Hello, British people! (And a goodbye to Chicago hot dogs)

Here’s the first of a monthly series of columns I’ll be writing from abroad, as originally published in my hometown paper, the Barrington Courier-Review.

I remember in fifth grade when graphing calculators were the hot thing and everybody had one. It wasn’t that we wanted to do math and crunch numbers; we just wanted to play all of the games you could download onto them – most notably, Tetris. The time-pressure crunch of having to arrange oddly shaped blocks into neat rows proved addictive for many, but I for some reason never got hooked. Instead, I stayed true to my Garfield comics while watching the hardcore Tetris players from afar.

But now, as I write these words while looking out onto an English patio in an English townhouse in an English neighborhood in London, what comes back to me most vividly is that game of Tetris. One would think that adjusting to a country where everyone supposedly speaks your native language should be an easy process, especially when that country is the one that birthed you, in a historical sense, just a couple centuries ago. But it’s the little things that add up quickly, just like those blocks in Tetris that would come down onto the screen and were never the right shape and before you knew it you’d have a “GAME OVER” message blinking at you mercilessly. From the credit cards that use a chip and PIN system to British words (aubergine for eggplant, loo for bathroom) and a different sizing system for clothes, things are just (slightly) different here.

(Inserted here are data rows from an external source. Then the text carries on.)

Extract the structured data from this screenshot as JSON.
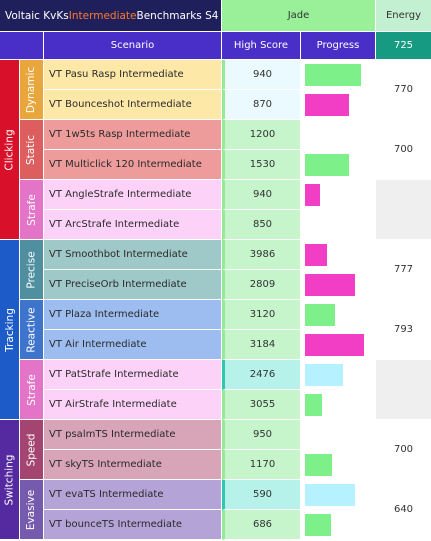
{
  "header": {
    "title_pre": "Voltaic KvKs ",
    "title_mid": "Intermediate",
    "title_post": " Benchmarks S4",
    "rank": "Jade",
    "energy_label": "Energy",
    "columns": {
      "scenario": "Scenario",
      "high_score": "High Score",
      "progress": "Progress"
    },
    "energy_total": "725"
  },
  "colors": {
    "title_bg": "#1f1f5c",
    "accent_orange": "#ff7a2a",
    "jade_bg": "#99f099",
    "energy_bg": "#c4f0d2",
    "header_bg": "#4a2ec8",
    "energy_total_bg": "#169b82",
    "bar_green": "#7ef08a",
    "bar_magenta": "#f23ec5",
    "bar_cyan": "#b6f1ff"
  },
  "categories": [
    {
      "name": "Clicking",
      "color": "#d8102a",
      "start": 0,
      "span": 6
    },
    {
      "name": "Tracking",
      "color": "#1d5cc8",
      "start": 6,
      "span": 6
    },
    {
      "name": "Switching",
      "color": "#552aa0",
      "start": 12,
      "span": 4
    }
  ],
  "subcategories": [
    {
      "name": "Dynamic",
      "color": "#e9a63c",
      "start": 0,
      "span": 2
    },
    {
      "name": "Static",
      "color": "#dc5e5e",
      "start": 2,
      "span": 2
    },
    {
      "name": "Strafe",
      "color": "#e474c8",
      "start": 4,
      "span": 2
    },
    {
      "name": "Precise",
      "color": "#4f8fa0",
      "start": 6,
      "span": 2
    },
    {
      "name": "Reactive",
      "color": "#3e74cc",
      "start": 8,
      "span": 2
    },
    {
      "name": "Strafe",
      "color": "#e474c8",
      "start": 10,
      "span": 2
    },
    {
      "name": "Speed",
      "color": "#a44470",
      "start": 12,
      "span": 2
    },
    {
      "name": "Evasive",
      "color": "#765aae",
      "start": 14,
      "span": 2
    }
  ],
  "energy_groups": [
    {
      "value": "770",
      "start": 0,
      "span": 2
    },
    {
      "value": "700",
      "start": 2,
      "span": 2
    },
    {
      "value": "",
      "start": 4,
      "span": 2
    },
    {
      "value": "777",
      "start": 6,
      "span": 2
    },
    {
      "value": "793",
      "start": 8,
      "span": 2
    },
    {
      "value": "",
      "start": 10,
      "span": 2
    },
    {
      "value": "700",
      "start": 12,
      "span": 2
    },
    {
      "value": "640",
      "start": 14,
      "span": 2
    }
  ],
  "scenarios": [
    {
      "name": "VT Pasu Rasp Intermediate",
      "score": "940",
      "bg": "#fde8a8",
      "score_bg": "#eafaff",
      "marker": "#97e897",
      "progress": 0.83,
      "bar": "green"
    },
    {
      "name": "VT Bounceshot Intermediate",
      "score": "870",
      "bg": "#fde8a8",
      "score_bg": "#eafaff",
      "marker": "#97e897",
      "progress": 0.66,
      "bar": "magenta"
    },
    {
      "name": "VT 1w5ts Rasp Intermediate",
      "score": "1200",
      "bg": "#ee9b9b",
      "score_bg": "#c6f5cc",
      "marker": "#97e897",
      "progress": 0,
      "bar": "green"
    },
    {
      "name": "VT Multiclick 120 Intermediate",
      "score": "1530",
      "bg": "#ee9b9b",
      "score_bg": "#c6f5cc",
      "marker": "#97e897",
      "progress": 0.66,
      "bar": "green"
    },
    {
      "name": "VT AngleStrafe Intermediate",
      "score": "940",
      "bg": "#fdd2f8",
      "score_bg": "#c6f5cc",
      "marker": "#97e897",
      "progress": 0.23,
      "bar": "magenta"
    },
    {
      "name": "VT ArcStrafe Intermediate",
      "score": "850",
      "bg": "#fdd2f8",
      "score_bg": "#c6f5cc",
      "marker": "#97e897",
      "progress": 0,
      "bar": "green"
    },
    {
      "name": "VT Smoothbot Intermediate",
      "score": "3986",
      "bg": "#9fc9c8",
      "score_bg": "#c6f5cc",
      "marker": "#97e897",
      "progress": 0.33,
      "bar": "magenta"
    },
    {
      "name": "VT PreciseOrb Intermediate",
      "score": "2809",
      "bg": "#9fc9c8",
      "score_bg": "#c6f5cc",
      "marker": "#97e897",
      "progress": 0.75,
      "bar": "magenta"
    },
    {
      "name": "VT Plaza Intermediate",
      "score": "3120",
      "bg": "#9dbdf0",
      "score_bg": "#c6f5cc",
      "marker": "#97e897",
      "progress": 0.45,
      "bar": "green"
    },
    {
      "name": "VT Air Intermediate",
      "score": "3184",
      "bg": "#9dbdf0",
      "score_bg": "#c6f5cc",
      "marker": "#97e897",
      "progress": 0.88,
      "bar": "magenta"
    },
    {
      "name": "VT PatStrafe Intermediate",
      "score": "2476",
      "bg": "#fdd2f8",
      "score_bg": "#b6f1ea",
      "marker": "#2fc7b4",
      "progress": 0.56,
      "bar": "cyan"
    },
    {
      "name": "VT AirStrafe Intermediate",
      "score": "3055",
      "bg": "#fdd2f8",
      "score_bg": "#c6f5cc",
      "marker": "#97e897",
      "progress": 0.26,
      "bar": "green"
    },
    {
      "name": "VT psalmTS Intermediate",
      "score": "950",
      "bg": "#d8a4b8",
      "score_bg": "#c6f5cc",
      "marker": "#97e897",
      "progress": 0,
      "bar": "green"
    },
    {
      "name": "VT skyTS Intermediate",
      "score": "1170",
      "bg": "#d8a4b8",
      "score_bg": "#c6f5cc",
      "marker": "#97e897",
      "progress": 0.41,
      "bar": "green"
    },
    {
      "name": "VT evaTS Intermediate",
      "score": "590",
      "bg": "#b3a3d6",
      "score_bg": "#b6f1ea",
      "marker": "#2fc7b4",
      "progress": 0.74,
      "bar": "cyan"
    },
    {
      "name": "VT bounceTS Intermediate",
      "score": "686",
      "bg": "#b3a3d6",
      "score_bg": "#c6f5cc",
      "marker": "#97e897",
      "progress": 0.39,
      "bar": "green"
    }
  ]
}
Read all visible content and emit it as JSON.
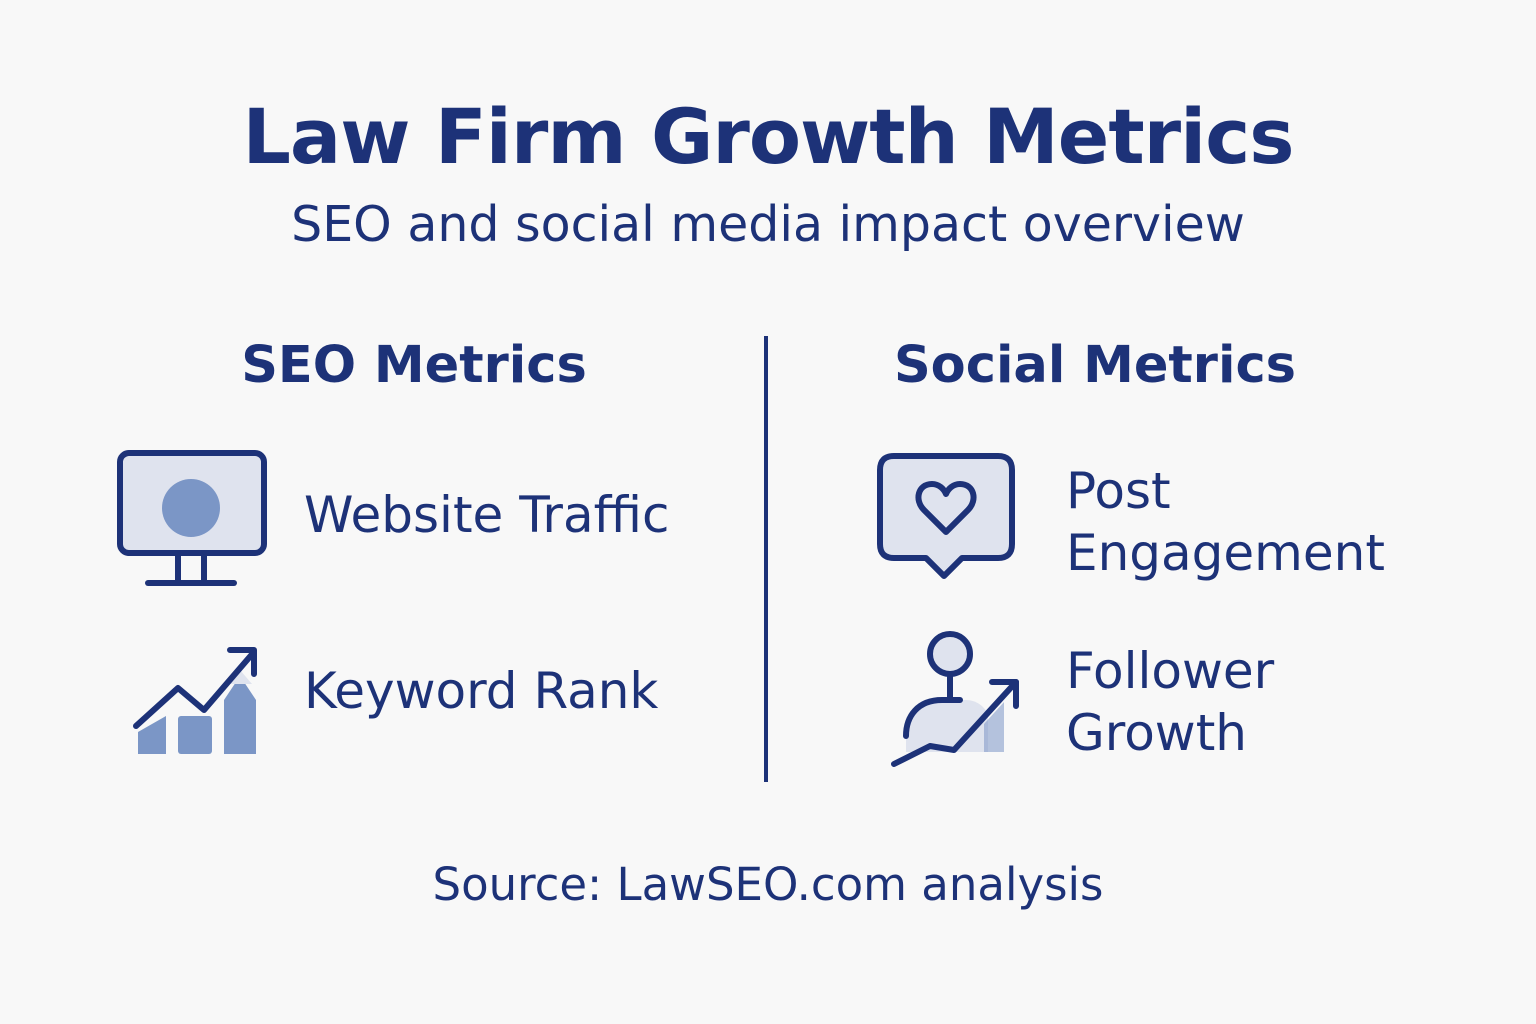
{
  "header": {
    "title": "Law Firm Growth Metrics",
    "subtitle": "SEO and social media impact overview"
  },
  "seo": {
    "heading": "SEO Metrics",
    "items": [
      {
        "label": "Website Traffic",
        "icon": "monitor-icon"
      },
      {
        "label": "Keyword Rank",
        "icon": "trending-bar-chart-icon"
      }
    ]
  },
  "social": {
    "heading": "Social Metrics",
    "items": [
      {
        "label_line1": "Post",
        "label_line2": "Engagement",
        "icon": "heart-chat-bubble-icon"
      },
      {
        "label_line1": "Follower",
        "label_line2": "Growth",
        "icon": "person-growth-icon"
      }
    ]
  },
  "footer": {
    "source": "Source: LawSEO.com analysis"
  },
  "colors": {
    "primary": "#1d3278",
    "accent_fill": "#7b96c6",
    "light_fill": "#dfe3ee",
    "background": "#f8f8f8"
  }
}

And so, when I tell people that I’m “studying abroad” on a Fulbright for the year, their immediate reaction is to ask, “Where?” When I tell them I’m going to be in England, their faces contort into a confused, even sorry expression: “Why’d you choose to go there? That’s not exotic at all.” They’re right to some degree, but in other regards, I’m in an otherworldly realm where pants means underwear and some of the institutions here are older than my country (Hello there, Queen Elizabeth II!).

This past summer, I lived in New York City as a law bureau reporter for the Wall Street Journal. In my free time, I often hung out with friends from college who had made a permanent move to the city after commencement. Inevitably, we talked a lot about what preoccupies the minds of college graduates around the world: money.

We came to two conclusions.

One: If you want things in life, you need money to buy them. Those things might be a toothbrush, a pet, an apartment (I mean flat) or a tomato. But no matter what, you need money.

Two: Some paths in life will make you more money than others.

What we never figured out, though, was an answer to the question of how important a role money should play when you are deciding what dreams of yours to pursue. Is landing that first job really all about the money and starting a stable lifestyle? Or is it an unspoken rule that you can live from temp job to temp job so long as you are in your twenties and are working towards your pie-in-the-sky aspirations?

The year ahead poses a chance for me to think about all this “Life Stuff,” without having to worry immediately about the money stuff. It’s an opportunity I’m utterly grateful for, as I know how much a privilege it is in our day to have even a few minutes to think to yourself, let alone several months. And as I go about my studies at Oxford, both by hitting the books and watching British television, I’ll share with you what I learn as a hopeful, probably naïve twenty-something-year-old trying to figure some stuff out.